Enable Unicode Support

Pomsky has good Unicode support, but you might still have to enable Unicode support in your regex engine. This document explains how to do that for various regex engines.

If some information here is missing, outdated or needs clarification, I would greatly appreciate your help! You can edit this file on GitHub.

Rust

The Rust regex crate is Unicode-aware by default. There’s nothing you need to do.

JavaScript

In JavaScript, set the u flag, for example /[\w\s]/u. This makes it possible to use Unicode properties (\p{...}) and code points outside of the BMP (\u{...}).

Since \w and \d are not Unicode aware even when the u flag is enabled, Pomsky polyfills them. However, word boundaries aren’t Unicode aware, so you need to disable Unicode to use them or use lookarounds.

disable unicode;
<'test'>

If you need Unicode-aware word boundaries, you can use the following instead of the < and > word boundaries:

let wstart = (!<< [w]) (>> [w]);  # start of a word
let wend   = (<< [w]) (!>> [w]);  # end of a word

PHP

PHP is Unicode-aware if the u flag is set, and this also applies to \w, \d, \s and \b. For example, '/\w+/u' matches a word in any script.

Java, Kotlin, Scala

Add (?U) in front of the regex to make it Unicode-aware.
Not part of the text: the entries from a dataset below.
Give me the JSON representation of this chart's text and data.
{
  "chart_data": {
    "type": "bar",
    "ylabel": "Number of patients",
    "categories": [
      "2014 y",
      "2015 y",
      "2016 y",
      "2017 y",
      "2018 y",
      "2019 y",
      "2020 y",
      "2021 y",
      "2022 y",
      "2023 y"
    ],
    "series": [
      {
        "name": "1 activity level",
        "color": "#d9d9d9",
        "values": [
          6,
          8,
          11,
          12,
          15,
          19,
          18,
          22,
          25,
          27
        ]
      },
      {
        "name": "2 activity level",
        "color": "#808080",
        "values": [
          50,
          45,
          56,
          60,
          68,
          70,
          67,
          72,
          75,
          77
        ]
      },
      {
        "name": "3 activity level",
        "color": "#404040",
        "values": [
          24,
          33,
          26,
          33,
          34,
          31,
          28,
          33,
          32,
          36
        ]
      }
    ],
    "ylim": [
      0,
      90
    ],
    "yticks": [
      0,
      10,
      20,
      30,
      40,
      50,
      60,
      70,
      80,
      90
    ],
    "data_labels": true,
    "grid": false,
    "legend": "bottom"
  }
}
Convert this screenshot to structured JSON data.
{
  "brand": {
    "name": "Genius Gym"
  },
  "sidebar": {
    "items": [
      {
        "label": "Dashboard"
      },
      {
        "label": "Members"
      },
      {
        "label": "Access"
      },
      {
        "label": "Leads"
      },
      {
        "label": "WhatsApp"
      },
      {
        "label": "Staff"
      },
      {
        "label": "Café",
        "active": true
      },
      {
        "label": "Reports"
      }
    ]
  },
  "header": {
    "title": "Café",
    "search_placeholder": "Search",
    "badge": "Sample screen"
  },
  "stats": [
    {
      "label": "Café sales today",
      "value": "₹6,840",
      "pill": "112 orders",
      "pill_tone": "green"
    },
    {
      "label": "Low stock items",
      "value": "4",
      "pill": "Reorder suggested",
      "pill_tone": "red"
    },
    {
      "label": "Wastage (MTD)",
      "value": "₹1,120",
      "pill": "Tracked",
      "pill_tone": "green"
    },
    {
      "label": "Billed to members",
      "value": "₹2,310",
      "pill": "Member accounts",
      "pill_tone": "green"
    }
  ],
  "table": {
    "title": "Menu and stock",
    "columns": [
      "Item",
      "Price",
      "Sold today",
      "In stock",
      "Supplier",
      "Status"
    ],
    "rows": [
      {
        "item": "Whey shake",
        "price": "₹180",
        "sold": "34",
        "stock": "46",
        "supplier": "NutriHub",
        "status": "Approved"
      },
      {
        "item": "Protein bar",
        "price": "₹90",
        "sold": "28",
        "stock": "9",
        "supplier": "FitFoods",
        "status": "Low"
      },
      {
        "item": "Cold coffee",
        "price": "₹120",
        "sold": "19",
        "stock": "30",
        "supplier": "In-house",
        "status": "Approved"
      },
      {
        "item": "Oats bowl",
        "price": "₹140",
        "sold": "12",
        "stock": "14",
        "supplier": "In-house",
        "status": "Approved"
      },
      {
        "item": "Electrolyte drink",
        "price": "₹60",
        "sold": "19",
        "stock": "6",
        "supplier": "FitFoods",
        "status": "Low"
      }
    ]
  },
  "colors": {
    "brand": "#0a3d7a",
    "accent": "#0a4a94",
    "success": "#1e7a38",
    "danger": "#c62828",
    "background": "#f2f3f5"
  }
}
For example, "(?U)\\w+" matches a word in any script.

Ruby

In Ruby, add (?u) in front of the regex to make it Unicode-aware. For example, /(?u)\w+/ matches a word in any script.

Python

In the Python re module, \w, \d, \s and \b are Unicode-aware since Python 3.

If you’re still using Python 2, you can use the regex module from November 2021; releases newer than that don’t support Python 2.

Elixir

Regexes in Elixir are Unicode-aware if the u flag is added. For example, ~r/\w+/u matches a word in any script.

Erlang

You need to set the unicode and ucp options to make regexes Unicode aware. For example, re:compile("\\w+", [unicode, ucp]) matches a word in any script.

PCRE

PCRE supports Unicode, but to make \w, \d, \s and \b Unicode-aware, you need to enable both PCRE_UTF8 and PCRE_UCP.